Brightfield microscopy is the workhorse of histopathology — every stained slide is examined under transmitted white light. Polarization microscopy adds the ability to detect birefringent (doubly refractive) substances such as amyloid, collagen, and crystals.

Brightfield Microscopy

The brightfield microscope illuminates the specimen with white light from below; the stained tissue absorbs specific wavelengths, producing contrast through differential light absorption. Key components include the light source (halogen or LED), condenser (focuses light on the specimen), objective lenses (4x, 10x, 20x, 40x, 60x, 100x), and eyepieces (10x). Total magnification is objective × eyepiece.

Köhler illumination is the standard alignment method that ensures uniform, glare-free illumination. Steps include focusing the condenser, centering the field diaphragm, and adjusting the aperture diaphragm to 70-80% of the objective numerical aperture. Proper Köhler alignment maximizes resolution and contrast while minimizing eyestrain.

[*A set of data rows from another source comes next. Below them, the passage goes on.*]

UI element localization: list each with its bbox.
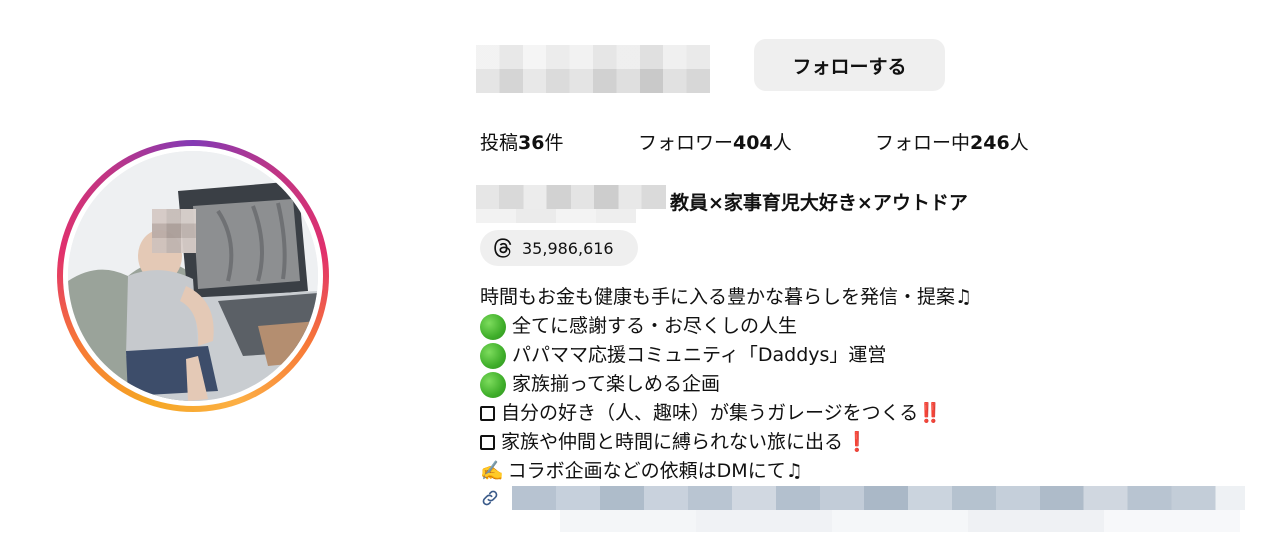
bio-text: パパママ応援コミュニティ「Daddys」運営 xyxy=(512,344,887,366)
face-blur xyxy=(152,209,196,253)
following-number: 246 xyxy=(970,132,1010,154)
profile-avatar-ring[interactable] xyxy=(57,140,329,412)
bio-line-5: 自分の好き（人、趣味）が集うガレージをつくる ‼️ xyxy=(480,399,972,428)
threads-count: 35,986,616 xyxy=(522,238,614,258)
external-link[interactable] xyxy=(480,486,1245,510)
writing-hand-icon: ✍️ xyxy=(480,460,504,482)
bio-text: 時間もお金も健康も手に入る豊かな暮らしを発信・提案♫ xyxy=(480,286,973,308)
bio: 時間もお金も健康も手に入る豊かな暮らしを発信・提案♫ 全てに感謝する・お尽くしの… xyxy=(480,283,972,486)
avatar-border xyxy=(63,146,323,406)
bio-line-6: 家族や仲間と時間に縛られない旅に出る ❗ xyxy=(480,428,972,457)
exclamation-icon: ❗ xyxy=(845,431,869,453)
bio-line-7: ✍️ コラボ企画などの依頼はDMにて♫ xyxy=(480,457,972,486)
avatar[interactable] xyxy=(68,151,318,401)
following-count[interactable]: フォロー中246人 xyxy=(875,128,1029,155)
display-name-blurred xyxy=(476,185,666,209)
bio-line-4: 家族揃って楽しめる企画 xyxy=(480,370,972,399)
checkbox-icon xyxy=(480,435,495,450)
threads-badge[interactable]: 35,986,616 xyxy=(480,230,638,266)
bio-text: 全てに感謝する・お尽くしの人生 xyxy=(512,315,798,337)
posts-number: 36 xyxy=(518,132,545,154)
bio-line-1: 時間もお金も健康も手に入る豊かな暮らしを発信・提案♫ xyxy=(480,283,972,312)
green-circle-icon xyxy=(480,313,506,340)
bio-text: 家族揃って楽しめる企画 xyxy=(512,373,721,395)
checkbox-icon xyxy=(480,406,495,421)
link-icon xyxy=(482,490,498,506)
followers-label: フォロワー xyxy=(638,132,734,154)
bio-line-2: 全てに感謝する・お尽くしの人生 xyxy=(480,312,972,341)
username-blurred xyxy=(476,45,710,93)
green-circle-icon xyxy=(480,371,506,398)
bio-text: コラボ企画などの依頼はDMにて♫ xyxy=(507,460,803,482)
link-url-blurred-lower xyxy=(560,510,1240,532)
followers-count[interactable]: フォロワー404人 xyxy=(638,128,792,155)
display-name-blurred-lower xyxy=(476,209,636,223)
bio-text: 家族や仲間と時間に縛られない旅に出る xyxy=(501,431,844,453)
bio-text: 自分の好き（人、趣味）が集うガレージをつくる xyxy=(501,402,919,424)
follow-button[interactable]: フォローする xyxy=(754,39,945,91)
followers-number: 404 xyxy=(733,132,773,154)
threads-icon xyxy=(494,238,512,258)
posts-label: 投稿 xyxy=(480,132,519,154)
double-exclamation-icon: ‼️ xyxy=(918,402,942,424)
bio-title: 教員×家事育児大好き×アウトドア xyxy=(670,192,968,214)
bio-line-3: パパママ応援コミュニティ「Daddys」運営 xyxy=(480,341,972,370)
following-label: フォロー中 xyxy=(875,132,971,154)
posts-count[interactable]: 投稿36件 xyxy=(480,128,563,155)
posts-unit: 件 xyxy=(544,132,564,154)
following-unit: 人 xyxy=(1009,132,1029,154)
followers-unit: 人 xyxy=(772,132,792,154)
green-circle-icon xyxy=(480,342,506,369)
avatar-photo xyxy=(68,151,318,401)
link-url-blurred[interactable] xyxy=(512,486,1245,510)
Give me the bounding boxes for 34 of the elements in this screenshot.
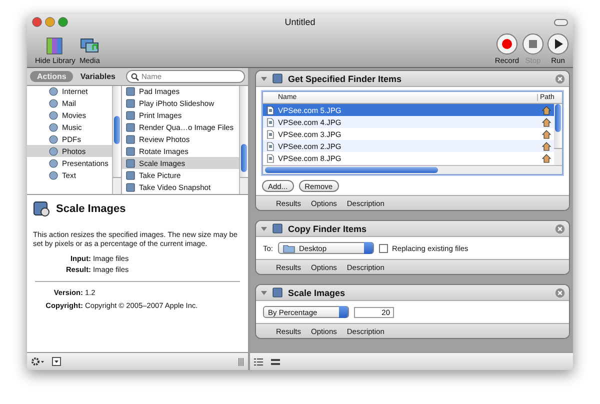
- record-icon: [496, 33, 518, 55]
- books-icon: [45, 35, 66, 55]
- scrollbar[interactable]: [112, 86, 121, 194]
- file-icon: [267, 154, 274, 162]
- stop-icon: [522, 33, 544, 55]
- toolbar-toggle-icon: [554, 19, 568, 26]
- close-icon: [555, 74, 565, 84]
- action-icon: [33, 200, 51, 218]
- gear-icon: [31, 357, 45, 366]
- library-tab[interactable]: Variables: [73, 71, 122, 82]
- action-title: Get Specified Finder Items: [288, 74, 402, 84]
- panel-toggle-icon: [52, 357, 61, 366]
- file-icon: [267, 142, 274, 150]
- folder-icon: [283, 244, 296, 252]
- file-icon: [267, 118, 274, 126]
- run-icon: [547, 33, 569, 55]
- search-icon: [131, 72, 140, 80]
- action-icon: [272, 73, 283, 84]
- close-icon: [555, 224, 565, 234]
- action-icon: [272, 287, 283, 298]
- scrollbar[interactable]: [263, 165, 562, 174]
- scrollbar[interactable]: [239, 86, 248, 194]
- close-icon: [555, 288, 565, 298]
- file-icon: [267, 106, 274, 114]
- action-title: Scale Images: [288, 288, 346, 298]
- scrollbar[interactable]: [554, 104, 562, 165]
- action-icon: [272, 223, 283, 234]
- file-icon: [267, 130, 274, 138]
- description-title: Scale Images: [56, 203, 126, 215]
- list-view-icon: [254, 358, 263, 366]
- resize-handle-icon: [238, 358, 244, 366]
- row-view-icon: [271, 358, 280, 366]
- action-title: Copy Finder Items: [288, 224, 367, 234]
- window-title: Untitled: [284, 17, 316, 27]
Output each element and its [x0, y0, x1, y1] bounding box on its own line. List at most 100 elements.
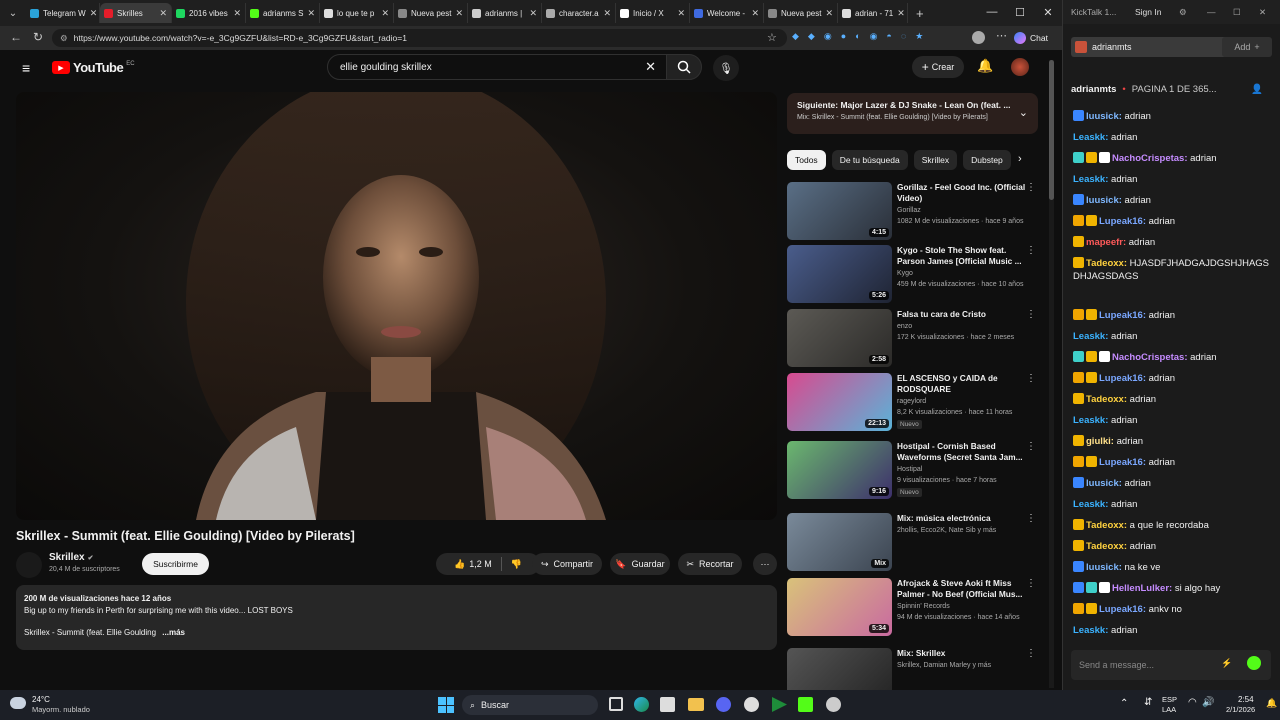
recommendation-channel[interactable]: 2hollis, Ecco2K, Nate Sib y más	[897, 526, 996, 536]
discord-icon[interactable]	[716, 697, 731, 712]
more-options-icon[interactable]: ⋮	[1026, 648, 1036, 659]
recommendation-item[interactable]: 5:26 Kygo - Stole The Show feat. Parson J…	[787, 245, 1042, 307]
media-player-icon[interactable]	[772, 697, 787, 712]
recommendation-title[interactable]: Mix: música electrónica	[897, 513, 1027, 524]
kick-close-icon[interactable]: ✕	[1259, 7, 1266, 18]
recommendation-channel[interactable]: Kygo	[897, 269, 913, 279]
channel-avatar[interactable]	[16, 552, 42, 578]
expand-chevron-icon[interactable]: ⌄	[1019, 106, 1028, 119]
more-options-icon[interactable]: ⋮	[1026, 373, 1036, 384]
video-thumbnail[interactable]: 4:15	[787, 182, 892, 240]
browser-tab[interactable]: 2016 vibes ✕	[172, 3, 246, 23]
chat-username[interactable]: Leaskk:	[1073, 331, 1108, 342]
minimize-icon[interactable]: —	[978, 6, 1006, 19]
chat-username[interactable]: NachoCrispetas:	[1112, 153, 1188, 164]
browser-tab[interactable]: Welcome - ✕	[690, 3, 764, 23]
user-icon[interactable]: 👤	[1251, 84, 1263, 95]
share-button[interactable]: ↪ Compartir	[532, 553, 602, 575]
tab-close-icon[interactable]: ✕	[307, 8, 315, 19]
task-view-icon[interactable]	[609, 697, 623, 711]
recommendation-channel[interactable]: Skrillex, Damian Marley y más	[897, 661, 991, 671]
recommendation-title[interactable]: Hostipal - Cornish Based Waveforms (Secr…	[897, 441, 1027, 463]
more-actions-button[interactable]: ⋯	[753, 553, 777, 575]
kick-emote-icon[interactable]	[1247, 656, 1261, 670]
extension-icons[interactable]: ◆◆◉●◐◉◓◌★	[792, 31, 932, 42]
more-options-icon[interactable]: ⋮	[1026, 578, 1036, 589]
filter-chip[interactable]: Dubstep	[963, 150, 1011, 170]
recommendation-item[interactable]: 2:58 Falsa tu cara de Cristo enzo 172 K vis…	[787, 309, 1042, 371]
store-icon[interactable]	[660, 697, 675, 712]
chat-username[interactable]: luusick:	[1086, 478, 1122, 489]
explorer-icon[interactable]	[688, 698, 704, 711]
back-icon[interactable]: ←	[10, 30, 22, 44]
recommendation-title[interactable]: Gorillaz - Feel Good Inc. (Official Vide…	[897, 182, 1027, 204]
chat-username[interactable]: Tadeoxx:	[1086, 394, 1127, 405]
start-button[interactable]	[438, 697, 454, 713]
network-icon[interactable]: ⇵	[1144, 697, 1152, 708]
dislike-button[interactable]: 👎	[511, 559, 522, 570]
chat-username[interactable]: Leaskk:	[1073, 499, 1108, 510]
chat-username[interactable]: Lupeak16:	[1099, 457, 1146, 468]
steam-icon[interactable]	[744, 697, 759, 712]
recommendation-channel[interactable]: rageylord	[897, 397, 926, 407]
tray-chevron-icon[interactable]: ⌃	[1120, 698, 1128, 709]
more-options-icon[interactable]: ⋮	[1026, 441, 1036, 452]
browser-tab[interactable]: lo que te p ✕	[320, 3, 394, 23]
chat-username[interactable]: giulki:	[1086, 436, 1114, 447]
edge-icon[interactable]	[634, 697, 649, 712]
browser-tab[interactable]: Telegram W ✕	[26, 3, 100, 23]
video-player[interactable]	[16, 92, 777, 520]
chat-username[interactable]: luusick:	[1086, 111, 1122, 122]
emote-icon[interactable]: ⚡	[1221, 658, 1232, 669]
filter-chip[interactable]: Skrillex	[913, 150, 958, 170]
tab-close-icon[interactable]: ✕	[159, 8, 167, 19]
chat-username[interactable]: luusick:	[1086, 562, 1122, 573]
browser-tab[interactable]: Skrilles ✕	[100, 3, 172, 23]
browser-tab[interactable]: Inicio / X ✕	[616, 3, 690, 23]
recommendation-item[interactable]: 9:16 Hostipal - Cornish Based Waveforms (…	[787, 441, 1042, 503]
tab-close-icon[interactable]: ✕	[90, 8, 98, 19]
menu-dots-icon[interactable]: ⋯	[996, 29, 1007, 42]
wifi-icon[interactable]: ◠	[1188, 697, 1197, 708]
video-thumbnail[interactable]: 5:26	[787, 245, 892, 303]
recommendation-title[interactable]: Afrojack & Steve Aoki ft Miss Palmer - N…	[897, 578, 1027, 600]
chat-username[interactable]: Tadeoxx:	[1086, 541, 1127, 552]
filter-chip[interactable]: De tu búsqueda	[831, 150, 908, 170]
address-bar[interactable]: ⚙ https://www.youtube.com/watch?v=-e_3Cg…	[52, 29, 787, 47]
reload-icon[interactable]: ↻	[33, 30, 43, 44]
video-thumbnail[interactable]: 9:16	[787, 441, 892, 499]
recommendation-title[interactable]: Kygo - Stole The Show feat. Parson James…	[897, 245, 1027, 267]
browser-tab[interactable]: adrian - 71 ✕	[838, 3, 908, 23]
browser-tab[interactable]: Nueva pest ✕	[394, 3, 468, 23]
more-options-icon[interactable]: ⋮	[1026, 513, 1036, 524]
recommendation-channel[interactable]: Gorillaz	[897, 206, 921, 216]
create-button[interactable]: + Crear	[912, 56, 964, 78]
description-box[interactable]: 200 M de visualizaciones hace 12 años Bi…	[16, 585, 777, 650]
kick-app-icon[interactable]	[798, 697, 813, 712]
tab-close-icon[interactable]: ✕	[897, 8, 905, 19]
tab-close-icon[interactable]: ✕	[455, 8, 463, 19]
like-button[interactable]: 👍 1,2 M	[454, 559, 492, 570]
taskbar-search[interactable]: ⌕ Buscar	[462, 695, 598, 715]
browser-tab[interactable]: character.a ✕	[542, 3, 616, 23]
close-icon[interactable]: ✕	[1034, 6, 1062, 19]
notifications-bell-icon[interactable]: 🔔	[977, 58, 993, 74]
page-scrollbar[interactable]	[1049, 60, 1054, 688]
new-tab-button[interactable]: +	[916, 6, 924, 21]
show-more-link[interactable]: ...más	[162, 628, 185, 637]
lang-top[interactable]: ESP	[1162, 695, 1177, 704]
recommendation-channel[interactable]: Hostipal	[897, 465, 922, 475]
more-options-icon[interactable]: ⋮	[1026, 182, 1036, 193]
clock-time[interactable]: 2:54	[1238, 695, 1254, 704]
maximize-icon[interactable]: ☐	[1006, 6, 1034, 19]
bookmark-star-icon[interactable]: ☆	[767, 31, 777, 44]
tab-close-icon[interactable]: ✕	[825, 8, 833, 19]
account-avatar[interactable]	[1011, 58, 1029, 76]
tab-close-icon[interactable]: ✕	[381, 8, 389, 19]
tab-close-icon[interactable]: ✕	[677, 8, 685, 19]
recommendation-channel[interactable]: enzo	[897, 322, 912, 332]
notification-bell-icon[interactable]: 🔔	[1266, 698, 1277, 709]
chat-username[interactable]: NachoCrispetas:	[1112, 352, 1188, 363]
recommendation-item[interactable]: 4:15 Gorillaz - Feel Good Inc. (Official …	[787, 182, 1042, 244]
browser-tab[interactable]: Nueva pest ✕	[764, 3, 838, 23]
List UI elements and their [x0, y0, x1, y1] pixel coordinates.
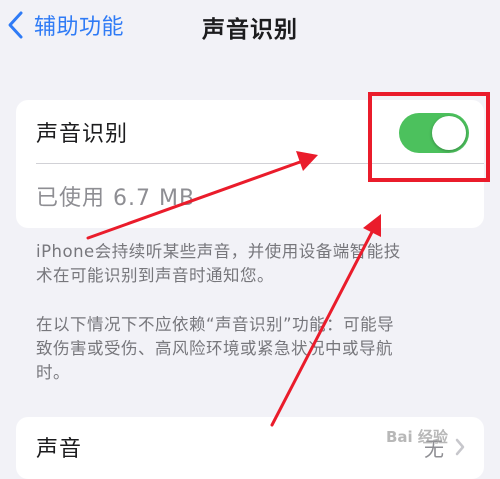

Objective selection depends on the structure being examined. Scanning objectives (4x) survey tissue architecture. Low-power objectives (10x) show general histology and identify lesions. High-dry objectives (20x, 40x) examine cellular detail. Oil-immersion objectives (60x, 100x) resolve subcellular structures and microorganisms. Immersion oil matches the refractive index of glass, reducing light scatter.

Contrast Enhancement Techniques

Phase contrast converts refractive index differences into contrast differences, useful for examining living, unstained cells but rarely needed in routine histopathology.

Darkfield microscopy uses a special condenser that directs oblique light, making unstained objects appear bright against a dark background. It is sensitive for detecting spirochetes and thin bacteria in tissue sections.

Differential interference contrast (DIC) uses polarized light and prisms to create three-dimensional relief images, useful for examining unstained structures and counting mitotic figures.

Polarization Microscopy

Polarization microscopy uses two polarizing filters: the polarizer below the condenser and the analyzer above the objective. When the filters are crossed (90°), no light reaches the eyepiece unless the specimen contains birefringent material that rotates the plane of polarization.

Amyloid stained with Congo Red shows apple-green birefringence under crossed polarizers — the diagnostic gold standard for amyloidosis. The birefringence results from the beta-pleated sheet structure of amyloid fibrils.

Collagen is naturally birefringent due to its highly ordered fiber structure. Polarization enhances the visibility of collagen in connective tissue stains and can help grade fibrosis.

Crystals — uric acid (gout), calcium pyrophosphate (pseudogout), cystine, and silica — are brightly birefringent. Polarization microscopy is essential for identifying crystal types in synovial fluid and tissue sections.

Asbestos bodies in lung tissue show characteristic birefringent cores when viewed with polarization.

Practical Considerations for Pathologists

A multi-head teaching microscope allows simultaneous viewing by multiple observers for consensus diagnosis and quality assurance review. Ergonomics matter — adjustable chair height, tilted microscope head, and armrests prevent repetitive strain injury during long viewing sessions. Cleaning — lenses should be cleaned only with lens paper and approved solutions; immersion oil must be removed from objectives after each use. Calibration — eyepiece micrometers measure object dimensions; stage micrometers calibrate the measurement system. Digital cameras mounted on the microscope capture images for reports, teaching, and digital pathology archives. Regular microscope servicing (annual professional cleaning and alignment) maintains optical performance.